I have been making silver harp strings for five years. I buy in stock silver wire and draw it down to the size required, which makes it hard as well as thin.

Today I managed to take wire-making to a whole new level. I took 5 years worth of filings and silver dust, and melted them down into a little ingot which I forged into a rod, and drew down into wire. Starting with a pile of dust I finished with a piece of 0.48mm silver wire, about 32cm long.

Unfortunately there was a flaw in the wire exactly half way along, and of course it snapped there almost as soon as I started threading it into the harp.

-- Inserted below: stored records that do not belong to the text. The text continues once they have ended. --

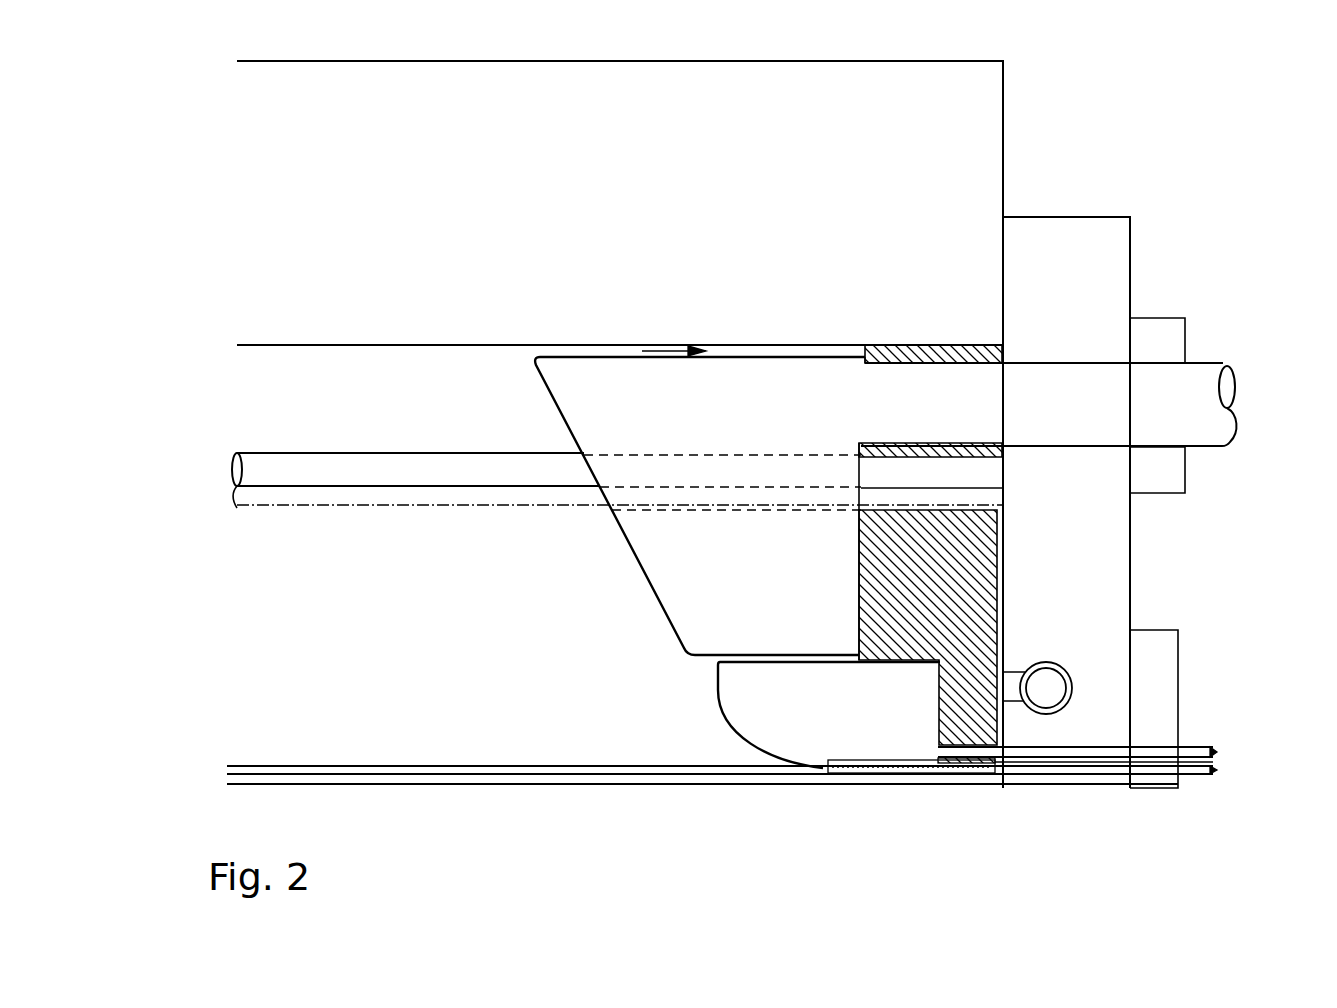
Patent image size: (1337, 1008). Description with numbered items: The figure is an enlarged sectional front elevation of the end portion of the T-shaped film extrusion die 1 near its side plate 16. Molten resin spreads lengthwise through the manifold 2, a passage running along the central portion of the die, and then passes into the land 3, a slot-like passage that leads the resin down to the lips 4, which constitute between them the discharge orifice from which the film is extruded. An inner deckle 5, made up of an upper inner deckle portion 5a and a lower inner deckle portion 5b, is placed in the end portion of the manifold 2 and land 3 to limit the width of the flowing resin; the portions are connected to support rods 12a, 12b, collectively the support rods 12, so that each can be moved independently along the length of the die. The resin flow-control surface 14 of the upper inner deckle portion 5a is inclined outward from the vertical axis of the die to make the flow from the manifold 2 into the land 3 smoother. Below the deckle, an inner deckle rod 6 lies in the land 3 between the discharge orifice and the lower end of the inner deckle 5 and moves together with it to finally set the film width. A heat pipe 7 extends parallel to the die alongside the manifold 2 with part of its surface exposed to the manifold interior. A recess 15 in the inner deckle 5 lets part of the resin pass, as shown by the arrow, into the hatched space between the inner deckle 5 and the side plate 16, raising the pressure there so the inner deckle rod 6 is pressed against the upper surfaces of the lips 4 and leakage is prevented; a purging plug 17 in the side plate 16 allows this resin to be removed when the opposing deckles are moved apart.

The T-shaped film extrusion die 1 is at (1030, 128).
The manifold 2 is at (330, 428).
The land 3 is at (277, 592).
The lips 4 is at (243, 777).
The inner deckle 5 is at (799, 727).
The upper inner deckle portion 5a is at (712, 590).
The lower inner deckle portion 5b is at (771, 715).
The inner deckle rod 6 is at (1055, 770).
The heat pipe 7 is at (263, 477).
The support rod 12 is at (1219, 553).
The support rod 12a is at (1208, 417).
The support rod 12b is at (1194, 747).
The resin flow-control surface 14 is at (645, 582).
The recess 15 is at (818, 352).
The side plate 16 is at (1100, 272).
The purging plug 17 is at (1053, 693).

Using a thin metal toggle I had just enough to put one half onto the highest string of my Queen Mary harp replica. It came right up to pitch and sounds great.  Here it is, wound round one of the new iron split tuning pins:

I stopped annealing it at about 2mm diameter so I rekon on this being about 75% reduction – or “extra hard”. It was pretty brittle trying to wind the toggle, which I presume is from the minute flaws and inclusions from my casting, compared to the very pure metal that is produced by the big industrial producers we usually source wire from.

Now I need to repeat the process with more scrap, trying to produce a longer and thicker finished wire…

“Like medieval clockwork” – copying the missing Queen Mary harp iron tuning pins.

When I was commissioning my replica of the Queen Mary harp in 2006, I paid attention to the 30th tuning pin, which is obviously a later addition, shorter, made of iron, split end, different drive, and off the main row. This pin is now missing but I made a copy of it based on descriptions and old photos. I made the 29 brass pins with their scores on their shafts copying the museum photo of the 21 pins now in the harp, and for the 8 missing pins I made the same design of brass pins without scores.

If I had been more on the ball back then I would have noticed that those same old photos and descriptions I used for the 30th pins, also show the missing 8 from the main row, and those missing 8 are plain iron not decorated brass, and 5 of them have split ends.

So today’s project was to make 8 handmade iron pins, and install them in the harp. The contrast of the iron and brass pins is subtle but interesting in appearance, reminding me of my initial reaction to the handmade decorated pins: “like medieval clockwork”.

I broke the lowest gold B string taking it off but there was enough spare to rewind the toggle and reuse it. The string had thinned where it went over the pin – presumably a gradual process over seven years since I fitted it in 2007.